The Big Blue Sky: Forty-six

“Have you seen this man?’ asked the grizzled veteran, to the nervous cashier at the Clark Station in Munising. The cashier was a round middle aged woman, with short snow-white hair and white-framed eyeglasses. She was not at all accustomed to such rudeness. It wasn’t normally something she’d tolerate either, but the fury in the man’s eye made her blood run cold. They were the eyes of a demon, of a creature that saw little value in life other than its own.

“Jesus!” she gasped. The man shook the picture impatiently closer to her face, enough the image began to blur into a blend of pale and indistinguishable color.

“Don’t have all day!” he growled, his equally threatening partner blocking the door.

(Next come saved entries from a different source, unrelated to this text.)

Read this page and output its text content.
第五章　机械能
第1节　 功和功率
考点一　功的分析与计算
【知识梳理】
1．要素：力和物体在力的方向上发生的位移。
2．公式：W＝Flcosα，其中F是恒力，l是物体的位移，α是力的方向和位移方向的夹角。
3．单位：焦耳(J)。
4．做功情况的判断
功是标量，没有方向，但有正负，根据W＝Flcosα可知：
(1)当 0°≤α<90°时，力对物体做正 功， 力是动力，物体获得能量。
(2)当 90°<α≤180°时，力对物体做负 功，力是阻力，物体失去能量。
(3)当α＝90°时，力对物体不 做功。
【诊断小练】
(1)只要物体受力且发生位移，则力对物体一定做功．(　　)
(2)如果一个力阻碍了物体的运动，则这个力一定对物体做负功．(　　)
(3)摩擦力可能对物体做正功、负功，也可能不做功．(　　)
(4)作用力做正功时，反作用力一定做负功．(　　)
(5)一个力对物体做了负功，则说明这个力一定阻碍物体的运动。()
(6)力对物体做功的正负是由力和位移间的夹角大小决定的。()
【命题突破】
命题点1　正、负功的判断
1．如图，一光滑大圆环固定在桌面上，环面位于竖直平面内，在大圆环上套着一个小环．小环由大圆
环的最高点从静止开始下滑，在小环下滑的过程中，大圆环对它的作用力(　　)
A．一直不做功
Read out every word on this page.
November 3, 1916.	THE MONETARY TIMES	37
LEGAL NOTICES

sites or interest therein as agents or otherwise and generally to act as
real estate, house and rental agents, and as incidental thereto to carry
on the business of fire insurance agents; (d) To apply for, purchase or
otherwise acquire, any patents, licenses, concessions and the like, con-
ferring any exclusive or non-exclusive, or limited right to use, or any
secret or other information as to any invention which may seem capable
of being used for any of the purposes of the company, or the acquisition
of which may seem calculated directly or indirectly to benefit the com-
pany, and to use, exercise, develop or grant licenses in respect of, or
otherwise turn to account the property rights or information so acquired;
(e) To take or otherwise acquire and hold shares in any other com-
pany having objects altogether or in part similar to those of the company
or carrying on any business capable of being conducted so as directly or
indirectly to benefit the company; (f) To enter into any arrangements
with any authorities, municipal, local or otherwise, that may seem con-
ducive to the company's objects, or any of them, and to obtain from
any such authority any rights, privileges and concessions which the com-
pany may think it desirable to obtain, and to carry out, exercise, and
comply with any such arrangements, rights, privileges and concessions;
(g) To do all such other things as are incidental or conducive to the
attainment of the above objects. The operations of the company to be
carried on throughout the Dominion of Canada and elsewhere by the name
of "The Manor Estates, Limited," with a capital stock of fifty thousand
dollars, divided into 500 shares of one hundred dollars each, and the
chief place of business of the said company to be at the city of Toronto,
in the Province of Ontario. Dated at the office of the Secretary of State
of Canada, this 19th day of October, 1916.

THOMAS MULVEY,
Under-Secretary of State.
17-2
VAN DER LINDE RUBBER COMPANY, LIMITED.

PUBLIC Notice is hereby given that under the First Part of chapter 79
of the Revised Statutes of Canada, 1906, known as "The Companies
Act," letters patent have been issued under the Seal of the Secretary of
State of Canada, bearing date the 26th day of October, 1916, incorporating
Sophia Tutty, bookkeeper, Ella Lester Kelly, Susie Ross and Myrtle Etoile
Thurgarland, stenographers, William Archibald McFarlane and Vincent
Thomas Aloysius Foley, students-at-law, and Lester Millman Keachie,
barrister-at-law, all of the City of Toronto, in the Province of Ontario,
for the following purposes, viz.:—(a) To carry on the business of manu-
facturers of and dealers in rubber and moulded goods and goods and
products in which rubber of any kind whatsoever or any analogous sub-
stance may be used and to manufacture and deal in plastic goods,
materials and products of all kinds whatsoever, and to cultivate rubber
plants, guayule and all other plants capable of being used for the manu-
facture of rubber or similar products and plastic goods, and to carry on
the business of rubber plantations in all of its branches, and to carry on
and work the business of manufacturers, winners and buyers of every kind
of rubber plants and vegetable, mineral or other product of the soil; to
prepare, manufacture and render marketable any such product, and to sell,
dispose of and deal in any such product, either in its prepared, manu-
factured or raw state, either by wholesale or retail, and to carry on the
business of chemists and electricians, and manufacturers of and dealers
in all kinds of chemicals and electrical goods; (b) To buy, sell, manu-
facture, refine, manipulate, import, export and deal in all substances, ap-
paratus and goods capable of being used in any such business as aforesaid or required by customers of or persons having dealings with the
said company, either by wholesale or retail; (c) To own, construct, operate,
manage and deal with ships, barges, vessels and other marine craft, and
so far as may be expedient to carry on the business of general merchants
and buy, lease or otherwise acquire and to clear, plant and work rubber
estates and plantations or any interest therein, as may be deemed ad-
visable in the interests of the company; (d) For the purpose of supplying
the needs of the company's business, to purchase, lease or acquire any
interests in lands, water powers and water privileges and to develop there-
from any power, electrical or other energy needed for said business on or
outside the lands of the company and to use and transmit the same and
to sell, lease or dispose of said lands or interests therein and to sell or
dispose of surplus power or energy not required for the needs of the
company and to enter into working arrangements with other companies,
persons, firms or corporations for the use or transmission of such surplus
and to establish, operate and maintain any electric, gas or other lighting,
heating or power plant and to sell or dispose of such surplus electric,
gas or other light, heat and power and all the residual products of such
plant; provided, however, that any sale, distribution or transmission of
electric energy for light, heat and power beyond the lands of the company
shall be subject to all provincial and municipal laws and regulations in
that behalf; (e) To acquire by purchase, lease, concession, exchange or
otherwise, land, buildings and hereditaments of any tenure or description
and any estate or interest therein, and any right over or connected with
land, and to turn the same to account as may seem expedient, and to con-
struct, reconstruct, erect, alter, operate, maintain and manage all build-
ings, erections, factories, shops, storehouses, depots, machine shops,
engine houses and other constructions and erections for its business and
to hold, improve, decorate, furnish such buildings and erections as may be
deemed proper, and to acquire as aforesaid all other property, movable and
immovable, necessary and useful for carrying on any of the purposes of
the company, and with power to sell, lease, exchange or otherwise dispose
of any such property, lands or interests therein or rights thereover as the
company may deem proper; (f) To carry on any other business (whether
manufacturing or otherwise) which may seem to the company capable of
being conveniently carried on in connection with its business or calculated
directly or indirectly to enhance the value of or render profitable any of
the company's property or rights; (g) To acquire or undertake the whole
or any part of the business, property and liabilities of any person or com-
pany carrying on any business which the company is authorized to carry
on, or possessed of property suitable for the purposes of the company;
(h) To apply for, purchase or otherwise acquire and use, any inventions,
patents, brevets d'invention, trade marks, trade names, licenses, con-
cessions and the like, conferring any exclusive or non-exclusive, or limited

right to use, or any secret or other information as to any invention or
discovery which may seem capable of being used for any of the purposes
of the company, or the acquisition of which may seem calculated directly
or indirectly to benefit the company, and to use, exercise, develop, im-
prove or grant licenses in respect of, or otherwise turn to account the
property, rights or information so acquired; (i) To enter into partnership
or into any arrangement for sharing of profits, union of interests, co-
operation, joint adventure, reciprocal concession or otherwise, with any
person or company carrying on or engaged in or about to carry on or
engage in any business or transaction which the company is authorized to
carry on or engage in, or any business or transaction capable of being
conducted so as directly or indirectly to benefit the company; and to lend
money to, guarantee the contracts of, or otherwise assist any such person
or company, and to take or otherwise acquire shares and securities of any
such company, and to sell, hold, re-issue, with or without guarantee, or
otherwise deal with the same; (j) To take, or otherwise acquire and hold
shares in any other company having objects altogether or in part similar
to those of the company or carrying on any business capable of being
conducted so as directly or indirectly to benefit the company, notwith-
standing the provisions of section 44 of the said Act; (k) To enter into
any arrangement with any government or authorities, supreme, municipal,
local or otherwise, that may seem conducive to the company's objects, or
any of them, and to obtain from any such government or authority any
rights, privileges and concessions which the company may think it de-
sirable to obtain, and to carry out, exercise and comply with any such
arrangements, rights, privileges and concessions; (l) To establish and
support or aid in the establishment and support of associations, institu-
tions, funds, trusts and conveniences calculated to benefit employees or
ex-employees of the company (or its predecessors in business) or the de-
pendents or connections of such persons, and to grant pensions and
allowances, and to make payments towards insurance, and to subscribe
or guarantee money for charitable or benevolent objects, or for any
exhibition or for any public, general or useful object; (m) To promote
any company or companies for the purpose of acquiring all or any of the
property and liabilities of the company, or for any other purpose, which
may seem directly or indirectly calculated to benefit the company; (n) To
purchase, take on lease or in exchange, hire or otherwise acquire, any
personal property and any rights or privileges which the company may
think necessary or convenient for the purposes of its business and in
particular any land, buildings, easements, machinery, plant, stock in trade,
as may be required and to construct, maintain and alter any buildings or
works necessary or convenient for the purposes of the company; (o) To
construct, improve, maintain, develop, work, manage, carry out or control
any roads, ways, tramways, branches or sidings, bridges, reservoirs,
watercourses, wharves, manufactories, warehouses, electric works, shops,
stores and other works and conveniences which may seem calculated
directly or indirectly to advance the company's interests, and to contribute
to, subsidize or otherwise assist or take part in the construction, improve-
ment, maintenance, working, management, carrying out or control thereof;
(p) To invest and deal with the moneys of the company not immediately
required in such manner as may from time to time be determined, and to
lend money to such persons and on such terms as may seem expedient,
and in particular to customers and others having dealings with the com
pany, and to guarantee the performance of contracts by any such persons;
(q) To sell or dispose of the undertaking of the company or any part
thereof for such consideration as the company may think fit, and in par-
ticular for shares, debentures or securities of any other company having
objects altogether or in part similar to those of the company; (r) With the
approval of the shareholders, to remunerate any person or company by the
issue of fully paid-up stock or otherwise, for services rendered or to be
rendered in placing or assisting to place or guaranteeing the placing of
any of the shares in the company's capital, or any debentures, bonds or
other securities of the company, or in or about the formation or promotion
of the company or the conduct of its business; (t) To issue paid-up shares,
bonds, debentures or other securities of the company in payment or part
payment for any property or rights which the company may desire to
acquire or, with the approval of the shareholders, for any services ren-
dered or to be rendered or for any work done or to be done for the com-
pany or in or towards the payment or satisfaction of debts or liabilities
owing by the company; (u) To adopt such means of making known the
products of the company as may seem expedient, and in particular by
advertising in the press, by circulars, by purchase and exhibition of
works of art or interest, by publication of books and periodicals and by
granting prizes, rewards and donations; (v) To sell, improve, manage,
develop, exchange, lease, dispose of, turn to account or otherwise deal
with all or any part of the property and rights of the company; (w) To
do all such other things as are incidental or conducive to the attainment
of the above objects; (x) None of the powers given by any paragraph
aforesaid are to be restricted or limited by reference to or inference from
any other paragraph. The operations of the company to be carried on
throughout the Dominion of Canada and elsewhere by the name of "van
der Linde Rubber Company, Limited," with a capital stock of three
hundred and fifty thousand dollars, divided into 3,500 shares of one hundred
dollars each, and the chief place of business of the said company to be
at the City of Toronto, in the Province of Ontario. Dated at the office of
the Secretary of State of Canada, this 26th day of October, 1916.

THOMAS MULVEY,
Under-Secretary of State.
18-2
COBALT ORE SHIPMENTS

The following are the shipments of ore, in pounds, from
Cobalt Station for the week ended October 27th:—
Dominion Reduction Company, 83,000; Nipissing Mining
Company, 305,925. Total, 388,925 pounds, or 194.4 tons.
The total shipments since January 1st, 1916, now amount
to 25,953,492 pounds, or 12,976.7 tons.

The woman leaned away, straining her bad back, until she could make out the face clearly.

“He passed you when you came in!”

“Who?’

“He had a limp, a dark cap…”

The two men rushed out into the lot and onto the highway, looking up and back along the road. The rain came harder now, big fat drops that sent up a racket, coming in waves off the lake. A lone trailer truck rumbled into town, and an old pale-green Chevy Caprice turned down main Street. The grizzled old veteran ignored the rain and spit, fuming, as though this was all a personal affront. His jaw tightened, lips pursing almost painfully hard, forcing furious breaths through his nose like an enraged bull.

“Son of a mother…!” he snarled, ignoring a camper brushing past by mere inches.

“What the hell is going on?” his partner inquired. The third man jumped from the Suburban and joined them in the street. He cradled a half open laptop they had used to monitor Molly’s cell phone. It was partly protected inside his jacket. He held an arm across the thin black body.

“He was right here!” the grizzled veteran growled, grinding his teeth

“Where?”

“The hobbling old coot,” said the vet. “That was Springer!”

“I knew it was him, when the cell phone signal garbled,” said the man with the computer. “She was speaking to someone, but it was too low to make out clearly.”

“Yeah,” said the vet, ushering the others back to the vehicle, “well, he just made a serious mistake, because now we know what he’s driving. And when we find him, I’m gonna take great pleasure of relieving that liberal journalist head from his body. “

They climbed into the vehicle and roared out of town in pursuit. As they rounded the bend, leaving the town and bay behind, the heavens unburdened themselves in torrents. Lightening danced across the sky, chased by great rolling thunderclaps. Inside the Suburban the three men paid little mind to the gathering fury, instead gave fully currency to their own.